Governor Walker and the state legislature seem content avoiding the need to address some of Wisconsin’s biggest problems and instead fixing things that aren’t broken. The unbroken problem the legislature is focused on this week is Wisconsin’s nuclear moratorium. This requirement says that before a nuclear plant can be built, a utility must prove:
- “A federally-licensed facility … with adequate capacity to dispose of high-level nuclear waste from all nuclear power plants operating in this state will be available, as necessary, for disposal of the waste;” and
- “the proposed nuclear plant, in comparison with feasible alternatives, is economically advantageous to ratepayers” in terms of fuel supply, costs for construction, operation, decommissioning, nuclear waste disposal, and any other economic factor.
Even though these commonsense conditions simply protect bill payers and future generations from waste, the legislature has proposed eliminating this law. Removing these protections puts all Wisconsinites at serious risk.

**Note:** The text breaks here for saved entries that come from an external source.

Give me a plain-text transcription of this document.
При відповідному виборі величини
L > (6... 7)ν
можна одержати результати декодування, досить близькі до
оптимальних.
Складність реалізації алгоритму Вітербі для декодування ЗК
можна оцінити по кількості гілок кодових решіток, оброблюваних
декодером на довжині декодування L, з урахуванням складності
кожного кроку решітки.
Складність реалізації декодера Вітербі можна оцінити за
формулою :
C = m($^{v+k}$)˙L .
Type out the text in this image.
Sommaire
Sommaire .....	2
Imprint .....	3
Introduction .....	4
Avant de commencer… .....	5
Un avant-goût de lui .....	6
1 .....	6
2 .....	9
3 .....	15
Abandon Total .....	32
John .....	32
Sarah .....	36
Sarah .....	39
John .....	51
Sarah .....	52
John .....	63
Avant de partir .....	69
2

Nuclear energy is an accident waiting to happen. Nuclear energy is vulnerable to natural disasters, terrorism, and human error that can lead to meltdowns and severe radiation leaks, as shown by the tsunami and earthquake in Fukushima, Japan, at Three Mile Island in 1979, at Chernobyl in 1986, and near disasters that occurred when Missouri River floods threatened two nuclear reactors in Nebraska and when the Las Conchas wildfire threatened the Los Alamos Nuclear Research Laboratoray in New Mexico.
It hasn’t even been five years since the Fukishima accident in March of 2011. After a tsunami, flooding ruined the cooling process for the reactors and led to them melting. The accident resulted in large releases of radiation into the Pacific Ocean, the contamination of crops and drinking water, and the evacuation of the local community, including 100,000 people. This September was the first time one of the evacuation limits was lifted. The federal government estimates that a major accident at just one of Wisconsin’s reactors could cost over $40 billion in property damage alone. There is no safe level of radiation. Exposure, caused by an accident or small leaks, can increase the risk of thyroid and other cancers, it may take decades to appear.
Even if nothing goes wrong, new nuclear plants do not make any sense for Wisconsin.
The economics just don’t add up. The estimated cost for building a nuclear reactor is over $10 billion. That’s after the $140 billion the nuclear industry has received in subsidies in the last fifty years. Forcing us to foot the bill for a multi-billion dollar project is irresponsible and unfair. Even the CEO of General Electric said, "If you were a utility CEO and looked at your world today, you would just do gas and wind…You would never do nuclear. The economics are overwhelming.”
Wisconsin already has some of the highest electricity rates in the Midwest. A new nuclear proposal could make our rates skyrocket even further. In other states with new nuclear plants, not only did rates catapult, but some saw their rates increase before the construction even began on new nuclear plants.
Of course, the concern that can’t be overlooked is the radioactive waste created by nuclear energy. This dangerous waste will be around for hundreds of thousands of years. With no federal nuclear waste dumps, the nuclear waste of any new plant would continue to pile up on the shore of our important waterways.
Regardless, adding nuclear plants is not even a conversation we should or need to be having. We have better, more realistic options. Wind, solar, and energy efficiency are much cheaper than nuclear and do not come with the incredible drawbacks. There is no concern of a ‘solar spill’ that could result in the evacuation of communities. Instead, we’d have more energy, fewer emissions, and more family-supporting jobs. This 20th Century form of energy will not be the future in Wisconsin. It is illogical to be having this discussion now, when we have better alternatives that our neighboring states have already embraced and we have to steadily catch up to. It’d be like talking about removing the ban on using lead-based paints.
The reality is we needed to have begun reducing our carbon emissions yesterday. We don’t have time to wait for a nuclear plant to be constructed—a process that would take a decade at least—a decade that we could have spent immediately reducing our carbon emissions by installing energy efficiency upgrades and clean energy.
The irony, of course, is that this comes as the same utilities that support this bill have proposed increasing the mandatory fees for electricity customers—shifting more of the burden on to fixed-income seniors and low-income customers. The utilities (erroneously) blame the need for these increases on customers that have invested in energy efficiency and solar panels. It’s unreasonable to suggest this problem while opening the door for the most expensive form of energy.